Rising interest in virtual assets has placed Ghana at an important inflection point. The outcome will depend on whether the country can translate digital potential into a competitive advantage or whether long-standing structural weaknesses continue to limit scale and impact. For fund manager Nathan Ayertey Anneh, the missing link is not opportunity, but the frameworks that allow capital and innovation to compound over time.
At the heart of the challenge is market depth. “The Ghanaian market lacks the necessary liquidity to compete globally,” Anneh observes, underscoring a reality that continues to limit the scale and sophistication of local capital markets. Even as digital finance lowers barriers to participation, liquidity remains the lifeblood of competitive markets, and Ghana’s financial ecosystem is still developing in that regard.
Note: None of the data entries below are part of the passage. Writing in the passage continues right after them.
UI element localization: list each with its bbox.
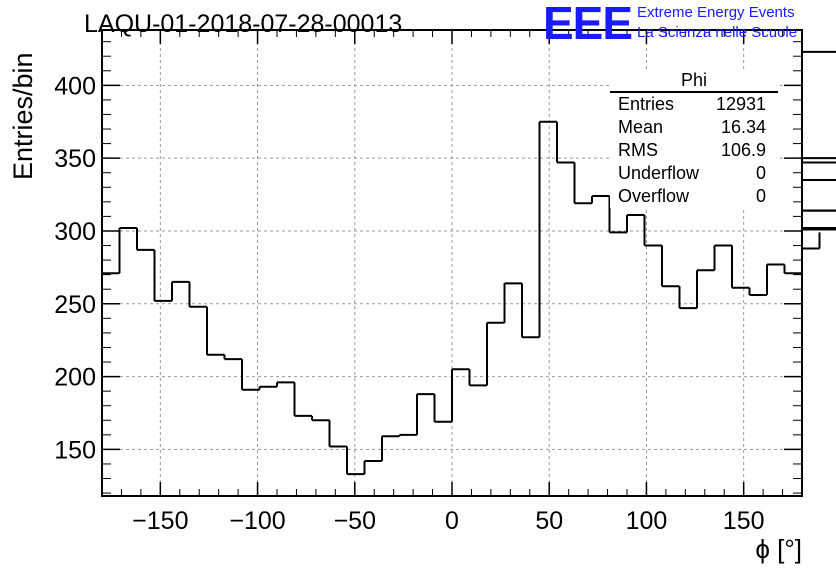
histogram-bin <box>276 381 295 387</box>
histogram-bin <box>661 245 680 288</box>
x-tick-label: −150 <box>132 507 188 535</box>
axis-ticks <box>101 30 803 496</box>
y-tick-label: 300 <box>54 218 96 246</box>
histogram-bin <box>802 232 821 250</box>
histogram-bin <box>573 162 592 205</box>
histogram-bin <box>311 415 330 422</box>
histogram-bin <box>293 382 312 417</box>
histogram-bin <box>802 161 836 164</box>
stats-row-entries: Entries 12931 <box>610 93 778 116</box>
histogram-bin <box>363 460 382 475</box>
stats-value: 12931 <box>715 94 766 114</box>
histogram-bin <box>206 306 225 356</box>
tick-labels: −150 −100 −50 0 50 100 150 150 200 250 300 350 400 <box>54 72 764 535</box>
x-tick-label: −100 <box>229 507 285 535</box>
histogram-bin <box>696 269 715 309</box>
histogram-bin <box>608 196 627 234</box>
histogram-bin <box>451 368 470 422</box>
histogram-bin <box>258 385 277 390</box>
histogram-bin <box>556 121 575 164</box>
stats-value: 106.9 <box>720 140 766 160</box>
histogram-bin <box>591 195 610 204</box>
histogram-bin <box>503 282 522 323</box>
x-tick-label: 100 <box>626 507 668 535</box>
stats-value: 16.34 <box>720 117 766 137</box>
histogram-bin <box>731 245 750 289</box>
histogram-bin <box>486 321 505 386</box>
stats-label: Mean <box>618 117 664 137</box>
y-tick-label: 150 <box>54 436 96 464</box>
histogram-bin <box>713 244 732 271</box>
histogram-bin <box>153 249 172 302</box>
stats-header: Phi <box>610 70 778 93</box>
histogram-bin <box>118 227 137 274</box>
x-axis-label: ϕ [°] <box>755 534 802 564</box>
stats-box: Phi Entries 12931 Mean 16.34 RMS 106.9 Unde… <box>610 70 778 208</box>
histogram-bin <box>766 263 785 296</box>
histogram-bin <box>241 359 260 391</box>
stats-value: 0 <box>755 163 766 183</box>
histogram-bin <box>626 213 645 233</box>
histogram-series <box>102 50 836 476</box>
y-tick-label: 250 <box>54 291 96 319</box>
y-tick-label: 350 <box>54 145 96 173</box>
histogram-bin <box>538 120 557 338</box>
stats-row-underflow: Underflow 0 <box>610 162 778 185</box>
stats-label: Overflow <box>618 186 690 206</box>
histogram-bin <box>171 280 190 301</box>
stats-row-overflow: Overflow 0 <box>610 185 778 208</box>
histogram-bin <box>328 420 347 448</box>
stats-row-mean: Mean 16.34 <box>610 116 778 139</box>
histogram-bin <box>678 286 697 310</box>
histogram-bin <box>188 281 207 308</box>
histogram-bin <box>521 283 540 339</box>
histogram-bin <box>783 264 802 275</box>
histogram-bin <box>802 157 836 160</box>
stats-label: Entries <box>618 94 675 114</box>
grid-lines <box>102 30 802 496</box>
stats-value: 0 <box>755 186 766 206</box>
histogram-bin <box>381 435 400 462</box>
y-tick-label: 400 <box>54 72 96 100</box>
histogram-bin <box>468 369 487 387</box>
histogram-bin <box>802 228 836 231</box>
plot-title: LAQU-01-2018-07-28-00013 <box>84 10 403 38</box>
y-tick-label: 200 <box>54 364 96 392</box>
histogram-bin <box>136 228 155 251</box>
y-axis-label: Entries/bin <box>8 52 38 180</box>
histogram-bin <box>748 287 767 297</box>
histogram-bin <box>802 50 836 53</box>
stats-label: RMS <box>618 140 658 160</box>
histogram-bin <box>802 227 836 230</box>
eee-logo: EEE <box>543 0 633 49</box>
x-tick-label: 0 <box>445 507 459 535</box>
histogram-bin <box>416 393 435 435</box>
histogram-bin <box>643 214 662 247</box>
histogram-bin <box>802 178 836 181</box>
histogram-bin <box>223 354 242 361</box>
x-tick-label: 50 <box>535 507 563 535</box>
stats-row-rms: RMS 106.9 <box>610 139 778 162</box>
stats-label: Underflow <box>618 163 700 183</box>
histogram-bin <box>433 394 452 423</box>
x-tick-label: −50 <box>334 507 376 535</box>
logo-line-1: Extreme Energy Events <box>637 4 795 21</box>
logo-line-2: La Scienza nelle Scuole <box>637 24 798 41</box>
histogram-bin <box>802 209 836 212</box>
histogram-bin <box>398 433 417 437</box>
x-tick-label: 150 <box>723 507 765 535</box>
histogram-bin <box>346 446 365 476</box>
Beyond liquidity, trust emerges as a more fundamental constraint. Anneh frames economic development as a long-term relationship rather than a short-term transaction. “Everything in this world is built on trust,” he says, noting that frequent leadership transitions, often resetting national priorities every eight years, make it difficult to sustain the policy continuity required for large-scale, long-horizon investment. For global capital, predictability matters as much as potential.
This short-termism, he argues, is also reflected in how external financing is used. “When international bodies like the IMF provide loans, the funds are often directed toward immediate expenditure rather than strategic investments,” Anneh explains. While such spending may stabilize economies in the short run, it rarely builds the digital or financial infrastructure needed for long-term competitiveness in emerging asset classes such as blockchain and virtual assets.
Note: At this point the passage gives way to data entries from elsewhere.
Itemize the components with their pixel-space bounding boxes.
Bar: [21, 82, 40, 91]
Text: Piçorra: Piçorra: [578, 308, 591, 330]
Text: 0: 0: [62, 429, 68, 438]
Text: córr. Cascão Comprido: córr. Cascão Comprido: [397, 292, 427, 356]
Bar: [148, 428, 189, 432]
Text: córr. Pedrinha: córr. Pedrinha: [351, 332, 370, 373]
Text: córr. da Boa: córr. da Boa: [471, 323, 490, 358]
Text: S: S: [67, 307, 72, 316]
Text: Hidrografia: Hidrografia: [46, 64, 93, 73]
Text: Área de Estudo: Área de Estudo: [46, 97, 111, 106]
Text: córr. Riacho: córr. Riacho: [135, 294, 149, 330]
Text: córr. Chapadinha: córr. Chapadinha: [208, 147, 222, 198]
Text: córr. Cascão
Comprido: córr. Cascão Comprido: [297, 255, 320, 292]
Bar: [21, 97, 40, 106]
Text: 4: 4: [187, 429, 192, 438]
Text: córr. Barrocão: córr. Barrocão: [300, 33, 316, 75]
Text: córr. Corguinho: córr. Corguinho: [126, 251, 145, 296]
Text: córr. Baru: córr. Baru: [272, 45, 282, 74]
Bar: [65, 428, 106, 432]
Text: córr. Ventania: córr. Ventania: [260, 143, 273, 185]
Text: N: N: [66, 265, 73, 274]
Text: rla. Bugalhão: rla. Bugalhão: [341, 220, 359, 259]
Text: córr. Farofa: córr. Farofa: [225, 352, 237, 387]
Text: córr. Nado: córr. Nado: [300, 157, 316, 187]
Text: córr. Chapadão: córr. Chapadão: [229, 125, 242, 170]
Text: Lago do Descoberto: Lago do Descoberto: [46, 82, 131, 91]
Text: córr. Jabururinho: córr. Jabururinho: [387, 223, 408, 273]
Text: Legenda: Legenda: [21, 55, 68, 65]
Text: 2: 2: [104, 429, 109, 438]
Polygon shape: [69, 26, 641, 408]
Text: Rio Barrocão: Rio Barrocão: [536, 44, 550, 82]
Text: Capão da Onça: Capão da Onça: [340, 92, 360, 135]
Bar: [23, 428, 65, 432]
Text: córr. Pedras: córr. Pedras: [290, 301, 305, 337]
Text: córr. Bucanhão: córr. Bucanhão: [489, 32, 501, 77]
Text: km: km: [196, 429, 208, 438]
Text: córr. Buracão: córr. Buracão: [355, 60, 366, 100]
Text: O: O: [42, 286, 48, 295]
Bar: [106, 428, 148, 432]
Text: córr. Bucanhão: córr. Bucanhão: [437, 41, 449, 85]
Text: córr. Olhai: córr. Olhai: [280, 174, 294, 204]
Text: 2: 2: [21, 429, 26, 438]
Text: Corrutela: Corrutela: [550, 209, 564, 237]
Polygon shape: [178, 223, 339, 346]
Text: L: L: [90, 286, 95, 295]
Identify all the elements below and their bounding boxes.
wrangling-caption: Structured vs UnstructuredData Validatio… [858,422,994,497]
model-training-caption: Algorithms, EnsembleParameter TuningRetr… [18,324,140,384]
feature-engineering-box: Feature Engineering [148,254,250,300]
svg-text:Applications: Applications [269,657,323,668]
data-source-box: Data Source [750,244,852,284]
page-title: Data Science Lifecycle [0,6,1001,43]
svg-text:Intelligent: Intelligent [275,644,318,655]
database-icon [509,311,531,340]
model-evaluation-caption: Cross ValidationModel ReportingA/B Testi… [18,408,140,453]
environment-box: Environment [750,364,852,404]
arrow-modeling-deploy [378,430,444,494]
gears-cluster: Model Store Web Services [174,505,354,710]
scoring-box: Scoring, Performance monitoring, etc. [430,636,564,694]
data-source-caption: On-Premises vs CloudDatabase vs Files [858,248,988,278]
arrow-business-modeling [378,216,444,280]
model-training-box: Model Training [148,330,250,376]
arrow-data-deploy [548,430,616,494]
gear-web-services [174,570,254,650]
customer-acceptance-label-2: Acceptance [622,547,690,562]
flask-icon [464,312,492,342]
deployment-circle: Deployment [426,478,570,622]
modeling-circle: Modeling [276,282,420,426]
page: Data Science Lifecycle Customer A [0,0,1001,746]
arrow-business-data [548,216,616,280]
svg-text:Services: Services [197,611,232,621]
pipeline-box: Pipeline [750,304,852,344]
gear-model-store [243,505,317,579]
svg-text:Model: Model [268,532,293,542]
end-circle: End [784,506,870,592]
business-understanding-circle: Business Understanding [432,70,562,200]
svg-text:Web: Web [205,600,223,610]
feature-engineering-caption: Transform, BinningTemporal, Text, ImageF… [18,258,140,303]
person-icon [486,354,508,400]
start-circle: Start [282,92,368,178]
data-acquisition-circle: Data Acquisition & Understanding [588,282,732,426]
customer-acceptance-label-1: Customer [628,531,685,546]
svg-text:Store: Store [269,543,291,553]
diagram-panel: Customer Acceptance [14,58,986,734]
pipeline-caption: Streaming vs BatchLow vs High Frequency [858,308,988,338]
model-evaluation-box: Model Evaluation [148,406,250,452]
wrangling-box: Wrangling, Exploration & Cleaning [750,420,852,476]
In contrast, global market leaders have taken a markedly different approach. Technology-driven capital markets have become focal points for long-term value creation, supported by patient capital, deep liquidity, and consistent policy environments that allow innovation to scale. In such systems, wealth creation is not driven by short-term speculation but by time and discipline. “Real wealth is generated through long-term asset acquisition,” Anneh notes, emphasizing the importance of sustained investment horizons in building enduring economic value.
Virtual assets offer a rare strategic opening. Unlike traditional capital markets, digital assets require less physical infrastructure and can connect local participants directly to global financial flows. In that sense, crypto and blockchain-based finance present a potential leapfrogging opportunity, one that could allow the country to bypass some of the limitations of its current market size.
Yet Anneh is cautious about optimism without structure. Digital assets alone cannot compensate for weak governance, inconsistent policy, or shallow financial markets. Their promise can only be realized if Ghana pairs innovation with deliberate long-term planning, credible regulatory frameworks, and trust-building institutions capable of outlasting political cycles.
Ghana’s ability to engage in the global virtual assets economy is not in doubt; the challenge lies in sustaining the discipline required for success. As other economies make long-term investments in digital infrastructure and innovation-led markets, the direction taken now will determine whether virtual assets serve as a foundation for structural change or a missed strategic moment.